Monday, March 25, 2013

My Momma's Daughter

   Work, life, kids, laundry, dinner.... how does a mom find time to do it all?! I know for many moms around the world everyday is filled with hustle and bustle, running here and running there! I'm still fairly new to the adventures of being a mom and at times I often wonder how my momma and daddy raised 6 kids! Yes, you read that right. I come from a very large family, I have 3 sisters and 2 brothers. My momma and daddy always made sure we had everything we needed and much more. There was cheer leading, band, softball, football, soccer, dance, karate, you name it and my parents have been and done it all. My momma has always been an inspiration to me for a number of countless reasons... As some of you may know my momma is not my biological mother. She and my dad meet when I was 3 and later married when I was 5. Growing up I often wonder about my "real" mom and went through lots of trials and tribulations to get to know who she was. Over the years and lots  heart break, disappointment, hurt, and anger I finally realized just how useless my "real" mom was to me. For  years I had been seeking her approval and love but what I didn't realize was that I had it all along at home, from not only my daddy, but from my momma- who by the way is the one and only mom I've ever had. She has taught me so much about life and how to be strong when you feel like giving up. She worked day and night to put herself through nursing school along with raising a household of 6 kids and a husband. She is strong, fearless, caring, compassionate, honest, and more importantly she's MY mom. I guess in some sense when I look back you could say she saved daddy, me, and Josh; my little brother. I cannot imagine how my life would be today without her selfishly and willingly raising me. I know it wasn't easy, and I hope that I have made her proud. There's never a question in my mind when someone ask, " Who's your mama"? what my answer is. One thing I love about my blended family is that no one know how to pick us apart. I mostly think that's because we've been together for so long no one even thinks any differently.  To both my momma and daddy I give so much credit to raising me, guiding me, and leading me to become a parent that can make son proud.
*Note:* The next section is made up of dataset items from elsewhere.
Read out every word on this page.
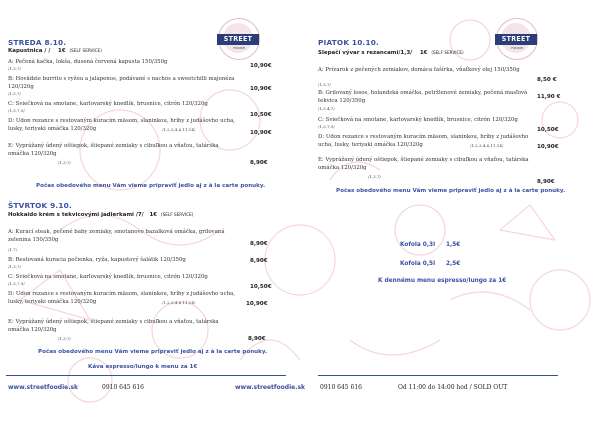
STREET
FOODIE
STREET
FOODIE
STREDA 8.10.
Kapustnica / / 1€ (SELF SERVICE)
A: Pečená kačka, lokša, dusená červená kapusta 150/350g
/1,3,7/	10,90€
B: Hovädzie burrito s ryžou a jalapenos, podávané s nachos a sweetchilli majonéza 120/320g
/1,3,7/
10,90€
C: Sviečková na smotane, karlovarský knedlík, brusnice, citrón 120/320g
/1,3,7,9/
10,50€
D: Udon rezance s restovaným kuracím mäsom, slaninkou, hríby z judášovho ucha, lusky, teriyaki omáčka 120/320g	/1,2,3,4,6,11,14/
10,90€
E: Vyprážaný údený oštiepok, štiepané zemiaky s cibuľkou a vňaťou, tatárska omáčka 120/320g
/1,3,7/	8,90€
Počas obedového menu Vám vieme pripraviť jedlo aj z à la carte ponuky.
ŠTVRTOK 9.10.
Hokkaido krém s tekvicovými jadierkami /7/ 1€ (SELF SERVICE)
A: Kurací steak, pečené baby zemiaky, smotanovo bazalková omáčka, grilovaná zelenina 150/350g
/1,7/
8,90€
B: Restovaná kuracia pečienka, ryža, kapustový šalátik 120/350g
/1,3,7/
8,90€
C: Sviečková na smotane, karlovarský knedlík, brusnice, citrón 120/320g
/1,3,7,9/
10,50€
D: Udon rezance s restovaným kuracím mäsom, slaninkou, hríby z judášovho ucha, lusky, teriyaki omáčka 120/320g	/1,2,3,4,6,11,14/	10,90€
E: Vyprážaný údený oštiepok, štiepané zemiaky s cibuľkou a vňaťou, tatárska omáčka 120/320g
/1,3,7/	8,90€
Počas obedového menu Vám vieme pripraviť jedlo aj z à la carte ponuky.
Káva espresso/lungo k menu za 1€
PIATOK 10.10.
Slepačí vývar s rezancami/1,3/ 1€ (SELF SERVICE)
A: Prívarok z pečených zemiakov, domáca fašírka, vňaťkový olej 150/350g
/1,3,7/
8,50 €
B: Grilovaný losos, holandská omáčka, petržlenové zemiaky, pečená masľová tekvica 120/350g
/1,3,4,7/
11,90 €
C: Sviečková na smotane, karlovarský knedlík, brusnice, citrón 120/320g
/1,3,7,9/
10,50€
D: Udon rezance s restovaným kuracím mäsom, slaninkou, hríby z judášovho ucha, lusky, teriyaki omáčka 120/320g	/1,2,3,4,6,11,14/	10,90€
E: Vyprážaný údený oštiepok, štiepané zemiaky s cibuľkou a vňaťou, tatárska omáčka 120/320g
/1,3,7/
8,90€
Počas obedového menu Vám vieme pripraviť jedlo aj z à la carte ponuky.
Kofola 0,3l 1,5€
Kofola 0,5l 2,5€
K dennému menu espresso/lungo za 1€
www.streetfoodie.sk	0910 645 616	www.streetfoodie.sk 0910 645 616	Od 11:00 do 14:00 hod / SOLD OUT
   Being a mom to a 19 month old has taught me so much, including many things I didn't know about myself. I never knew how patience I could be after working all day and coming home to a fussy teething baby, or how forgiving I could be at 3am covered in poop. Motherhood is one of the greatest gifts that a woman could ever accept. I honestly believe it changes who you are the moment you hear that tiny little heart beat, or first hold you long awaited child in your arms. Being a mother is one of the best, but hardest jobs in the world. Lets be honest, as a mother you are responsible this little life and making sure they become this respectful, understanding, loving, person. Sometimes I wonder if I'm capable of doing what my momma and daddy done... but then I think back and remember what all they have taught me and I know that I'm gonna do just fine and with my husband by my side there isn't anything we can't get through and conquer.